23:00 <whitequark> no

23:00 <whitequark> the capability IS the resource, for the process

23:00 <whitequark> capabilities are a bit like fd's. you can duplicate them, you can inherit them, you can send them via a socket

23:00 <whitequark> (no open though)

23:01 <whitequark> init "inherits" all the capabilities that exist

23:02 <cr1901_modern> I think of fd's typically as "a handle to a that another function uses to determine what function to ACTUALLY call or what data to manipulate"- is that an accurate analogy in your example?

23:03 <whitequark> well, sorta, the kernel-mode code is what actually does the access

23:03 <whitequark> (or mapping)

23:05 mumptai has quit [Quit: Verlassend]

23:05 <cr1901_modern> yes, that makes sense.
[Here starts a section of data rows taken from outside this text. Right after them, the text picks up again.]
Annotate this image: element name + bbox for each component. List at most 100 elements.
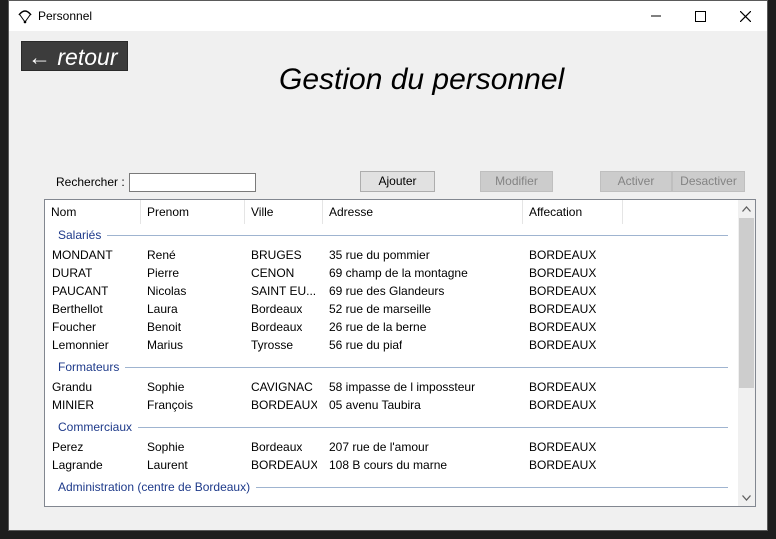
cell-prenom: Nicolas xyxy=(147,284,187,298)
cell-adresse: 207 rue de l'amour xyxy=(329,440,429,454)
minimize-button[interactable] xyxy=(633,1,679,31)
group-header-formateurs[interactable]: Formateurs xyxy=(58,358,728,376)
table-row[interactable]: Berthellot Laura Bordeaux 52 rue de mars… xyxy=(45,300,737,318)
group-header-administration[interactable]: Administration (centre de Bordeaux) xyxy=(58,478,728,496)
group-divider xyxy=(125,366,728,368)
page-title: Gestion du personnel xyxy=(279,63,565,96)
cell-affecation: BORDEAUX xyxy=(529,320,597,334)
group-divider xyxy=(138,426,728,428)
cell-adresse: 52 rue de marseille xyxy=(329,302,432,316)
cell-affecation: BORDEAUX xyxy=(529,440,597,454)
column-header-ville[interactable]: Ville xyxy=(245,200,323,224)
cell-nom: DURAT xyxy=(52,266,93,280)
cell-prenom: Laurent xyxy=(147,458,188,472)
cell-prenom: François xyxy=(147,398,194,412)
cell-adresse: 58 impasse de l impossteur xyxy=(329,380,476,394)
personnel-list[interactable]: Nom Prenom Ville Adresse Affecation Sala… xyxy=(44,199,756,507)
column-header-prenom[interactable]: Prenom xyxy=(141,200,245,224)
cell-prenom: Marius xyxy=(147,338,184,352)
cell-affecation: BORDEAUX xyxy=(529,458,597,472)
cell-adresse: 108 B cours du marne xyxy=(329,458,448,472)
modify-button[interactable]: Modifier xyxy=(480,171,553,192)
column-header-affecation[interactable]: Affecation xyxy=(523,200,623,224)
parachute-icon xyxy=(18,10,32,24)
search-label: Rechercher : xyxy=(56,175,125,189)
cell-ville: BORDEAUX xyxy=(251,398,317,412)
table-row[interactable]: Lagrande Laurent BORDEAUX 108 B cours du… xyxy=(45,456,737,474)
group-divider xyxy=(256,486,728,488)
table-row[interactable]: Lemonnier Marius Tyrosse 56 rue du piaf … xyxy=(45,336,737,354)
chevron-down-icon xyxy=(742,494,751,501)
cell-adresse: 69 rue des Glandeurs xyxy=(329,284,445,298)
group-header-salaries[interactable]: Salariés xyxy=(58,226,728,244)
table-row[interactable]: MONDANT René BRUGES 35 rue du pommier BO… xyxy=(45,246,737,264)
close-button[interactable] xyxy=(722,1,768,31)
group-label: Formateurs xyxy=(58,360,120,374)
cell-ville: Tyrosse xyxy=(251,338,294,352)
cell-ville: BORDEAUX xyxy=(251,458,317,472)
cell-adresse: 05 avenu Taubira xyxy=(329,398,421,412)
list-header: Nom Prenom Ville Adresse Affecation xyxy=(45,200,737,226)
close-icon xyxy=(739,10,751,22)
cell-prenom: René xyxy=(147,248,176,262)
vertical-scrollbar[interactable] xyxy=(738,200,755,506)
cell-nom: PAUCANT xyxy=(52,284,109,298)
search-input[interactable] xyxy=(129,173,256,192)
cell-nom: Lemonnier xyxy=(52,338,109,352)
scroll-up-button[interactable] xyxy=(738,200,755,217)
cell-nom: MINIER xyxy=(52,398,94,412)
table-row[interactable]: PAUCANT Nicolas SAINT EU... 69 rue des G… xyxy=(45,282,737,300)
cell-prenom: Pierre xyxy=(147,266,180,280)
cell-ville: Bordeaux xyxy=(251,440,303,454)
cell-affecation: BORDEAUX xyxy=(529,248,597,262)
scroll-down-button[interactable] xyxy=(738,489,755,506)
cell-adresse: 35 rue du pommier xyxy=(329,248,430,262)
table-row[interactable]: DURAT Pierre CENON 69 champ de la montag… xyxy=(45,264,737,282)
scrollbar-thumb[interactable] xyxy=(739,218,754,388)
cell-nom: Lagrande xyxy=(52,458,103,472)
cell-nom: Perez xyxy=(52,440,84,454)
cell-ville: SAINT EU... xyxy=(251,284,317,298)
cell-ville: CENON xyxy=(251,266,295,280)
cell-affecation: BORDEAUX xyxy=(529,398,597,412)
minimize-icon xyxy=(651,15,661,17)
table-row[interactable]: Perez Sophie Bordeaux 207 rue de l'amour… xyxy=(45,438,737,456)
cell-nom: Foucher xyxy=(52,320,97,334)
cell-adresse: 69 champ de la montagne xyxy=(329,266,468,280)
cell-prenom: Laura xyxy=(147,302,178,316)
table-row[interactable]: Foucher Benoit Bordeaux 26 rue de la ber… xyxy=(45,318,737,336)
group-label: Salariés xyxy=(58,228,102,242)
personnel-window: Personnel ← retour Gestion du personnel … xyxy=(8,0,768,531)
table-row[interactable]: MINIER François BORDEAUX 05 avenu Taubir… xyxy=(45,396,737,414)
cell-nom: Berthellot xyxy=(52,302,103,316)
cell-ville: CAVIGNAC xyxy=(251,380,313,394)
cell-ville: Bordeaux xyxy=(251,320,303,334)
cell-affecation: BORDEAUX xyxy=(529,380,597,394)
cell-affecation: BORDEAUX xyxy=(529,338,597,352)
cell-adresse: 26 rue de la berne xyxy=(329,320,427,334)
maximize-icon xyxy=(694,10,706,22)
title-bar[interactable]: Personnel xyxy=(9,1,767,31)
cell-affecation: BORDEAUX xyxy=(529,302,597,316)
group-divider xyxy=(107,234,728,236)
cell-prenom: Benoit xyxy=(147,320,182,334)
activate-button[interactable]: Activer xyxy=(600,171,672,192)
column-header-adresse[interactable]: Adresse xyxy=(323,200,523,224)
add-button[interactable]: Ajouter xyxy=(360,171,435,192)
cell-prenom: Sophie xyxy=(147,440,185,454)
cell-prenom: Sophie xyxy=(147,380,185,394)
cell-affecation: BORDEAUX xyxy=(529,284,597,298)
group-label: Administration (centre de Bordeaux) xyxy=(58,480,251,494)
back-button[interactable]: ← retour xyxy=(21,41,128,71)
cell-adresse: 56 rue du piaf xyxy=(329,338,403,352)
deactivate-button[interactable]: Desactiver xyxy=(672,171,745,192)
chevron-up-icon xyxy=(742,205,751,212)
window-title: Personnel xyxy=(38,9,93,23)
table-row[interactable]: Grandu Sophie CAVIGNAC 58 impasse de l i… xyxy=(45,378,737,396)
group-header-commerciaux[interactable]: Commerciaux xyxy=(58,418,728,436)
group-label: Commerciaux xyxy=(58,420,133,434)
cell-nom: MONDANT xyxy=(52,248,113,262)
cell-nom: Grandu xyxy=(52,380,93,394)
maximize-button[interactable] xyxy=(677,1,723,31)
column-header-nom[interactable]: Nom xyxy=(45,200,141,224)
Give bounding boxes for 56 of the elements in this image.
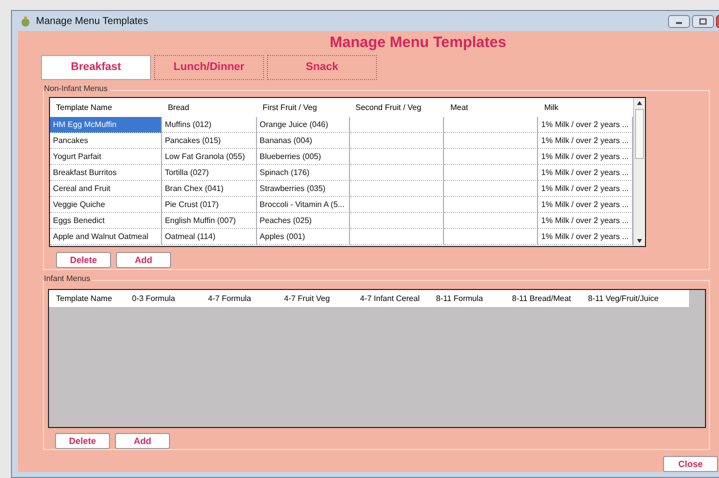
table-cell: Bran Chex (041) [162,180,257,197]
table-cell: English Muffin (007) [162,212,257,229]
action-button[interactable]: Add [115,433,170,449]
table-cell: Muffins (012) [162,116,257,133]
maximize-button[interactable] [692,14,714,28]
action-button[interactable]: Delete [55,433,110,449]
group-label: Non-Infant Menus [44,84,110,93]
column-header[interactable]: 4-7 Formula [201,294,277,303]
table-cell: Bananas (004) [256,132,350,149]
table-cell: Oatmeal (114) [162,228,257,245]
column-header[interactable]: Second Fruit / Veg [350,102,444,112]
table-cell: Broccoli - Vitamin A (5... [256,196,350,213]
table-cell: Low Fat Granola (055) [162,148,257,165]
table-cell: Strawberries (035) [256,180,350,197]
scroll-bar[interactable] [633,98,645,246]
action-button[interactable]: Add [116,252,171,268]
maximize-icon [699,18,707,24]
scroll-down-icon [637,238,642,243]
page-heading: Manage Menu Templates [328,34,508,53]
scroll-thumb[interactable] [635,108,644,159]
minimize-button[interactable] [668,14,690,28]
table-cell: Veggie Quiche [50,196,162,213]
column-header[interactable]: Bread [162,102,257,112]
table-cell: HM Egg McMuffin [50,116,162,133]
column-header[interactable]: 8-11 Bread/Meat [505,294,581,303]
table-cell: Cereal and Fruit [50,180,162,197]
column-header[interactable]: 8-11 Veg/Fruit/Juice [581,294,689,303]
table-cell: Pie Crust (017) [162,196,257,213]
table-cell: Eggs Benedict [50,212,162,229]
table-cell: Blueberries (005) [256,148,350,165]
table-cell: Apples (001) [256,228,350,245]
table-cell: Apple and Walnut Oatmeal [50,228,162,245]
table-cell: Pancakes [50,132,162,149]
column-header[interactable]: 0-3 Formula [125,294,201,303]
action-button[interactable]: Delete [56,252,111,268]
table-cell: Breakfast Burritos [50,164,162,181]
group-label: Infant Menus [44,274,92,283]
column-header[interactable]: Template Name [50,102,162,112]
table-cell: Peaches (025) [256,212,350,229]
table-cell: Yogurt Parfait [50,148,162,165]
column-header[interactable]: 8-11 Formula [429,294,505,303]
window-title: Manage Menu Templates [36,16,148,26]
column-header[interactable]: Milk [538,102,634,112]
table-cell: Tortilla (027) [162,164,257,181]
column-header[interactable]: 4-7 Infant Cereal [353,294,429,303]
tab[interactable]: Breakfast [41,54,151,80]
column-header[interactable]: Meat [444,102,538,112]
column-header[interactable]: 4-7 Fruit Veg [277,294,353,303]
table-cell: Pancakes (015) [162,132,257,149]
app-icon [20,16,31,26]
table-cell: Orange Juice (046) [256,116,350,133]
column-header[interactable]: First Fruit / Veg [256,102,350,112]
scroll-up-icon [637,100,642,105]
column-header[interactable]: Template Name [49,294,125,303]
table-cell: Spinach (176) [256,164,350,181]
close-dialog-button[interactable]: Close [663,456,718,472]
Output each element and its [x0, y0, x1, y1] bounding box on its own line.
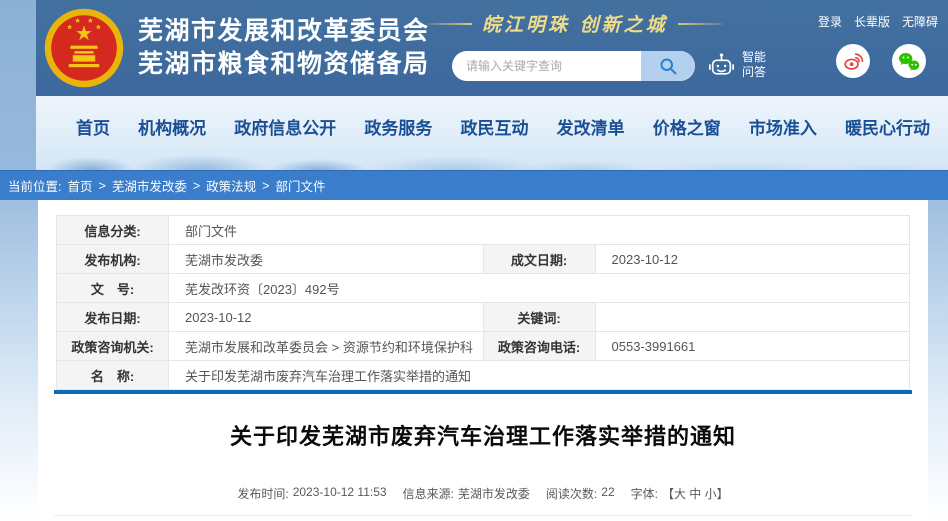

Capabilities are a resource, and kernel handles resources. As long as the code talking to the hardware itself is user mode, all is good XD. Inevitably, if I write ever an OS, I expect to crash most of the drivers in this manner at least once.

23:06 <cr1901_modern> or ten times

23:08 <whitequark> the good thing about being able to send capabilities is that it doesn't really matter who ran you

23:09 <whitequark> or which group do you run under

23:09 <whitequark> etc

23:09 <whitequark> also since there is no way to "acquire" a capability from thin air? no escalation either

23:12 <cr1901_modern> Idk enough about privilege escalation, so I'll take your word for it. Thinking about how to do an OS is certainly more fun than actually writing it XD.